The authors identified three kinds of database faults:
"Creational (deliberate or accidental falsification of identity, resulting in diversion of benefits from those entitled to them); design-based (incorrect verification due to compromise of the verification process, including man-in-the-middle attacks on data transfers); and procedural (for instance, when telecommunication faults or natural disasters create a need for rapid re-routing of verifications to alternate, or manual, methods)”.
There is no clarity on whether it will be possible to adequately safeguard the database, from its creation to its subsequent use
The article concludes: 
“To summarise, we have asked six simple questions here, to clear doubts about the deliverable merits of the Aadhaar scheme. We find it is not likely to provide benefits to the poorest of the poor in India; secondly, is not even designed to do so, definitely not in its first phase. on the contrary, it is likely to benefit the upwardly mobile part of the population.

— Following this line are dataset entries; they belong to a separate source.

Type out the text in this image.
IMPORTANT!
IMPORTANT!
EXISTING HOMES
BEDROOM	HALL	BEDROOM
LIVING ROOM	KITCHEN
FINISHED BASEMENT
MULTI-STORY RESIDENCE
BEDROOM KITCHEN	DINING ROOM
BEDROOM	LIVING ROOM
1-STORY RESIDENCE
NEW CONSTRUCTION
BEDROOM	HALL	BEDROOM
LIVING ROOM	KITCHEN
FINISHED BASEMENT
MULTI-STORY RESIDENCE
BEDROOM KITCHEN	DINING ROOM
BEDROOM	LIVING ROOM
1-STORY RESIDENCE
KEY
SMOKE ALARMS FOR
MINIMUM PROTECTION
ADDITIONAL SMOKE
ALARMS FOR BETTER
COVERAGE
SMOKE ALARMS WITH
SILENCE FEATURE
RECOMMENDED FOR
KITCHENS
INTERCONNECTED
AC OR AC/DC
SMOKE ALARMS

"As far as solving the terrible problems that plague the delivery of benefits to the poor is concerned, a single reference point for verifications is neither the best-known solution, nor is the exceeding difficulty of building and operating a centralised database achievable at a reasonable cost and effort. There is no clarity, therefore, on whether making the effort is sensible at all.
"Also, there is no clarity on whether it will be possible to adequately safeguard the database, from its creation to its subsequent use as the ultimate reference. We found serious concerns with the methods being used to gather data in the pilot studies that point to the possibility of future abuse as well as manipulation of ill-informed people to make them cooperate.”

The Aadhaar project was initially estimated to cost Rs 45,000 crore; since its initiation in 2009, there has been no comprehensive audit of the project; in 2017, in response to a question raised in Parliament, then minister of state for electronics and IT PP Chaudhary said that Rs 9,055 crore had been spent on the Aadhaar project. 
Claims of massive savings from the project were later debunked, because the figure cited by the World Bank was shown to be the total value of cash transfers by the Centre to the poor. What could not be missed was that two engineers from the IIT could produce reports of greater depth and rigour on Aadhaar than World Bank.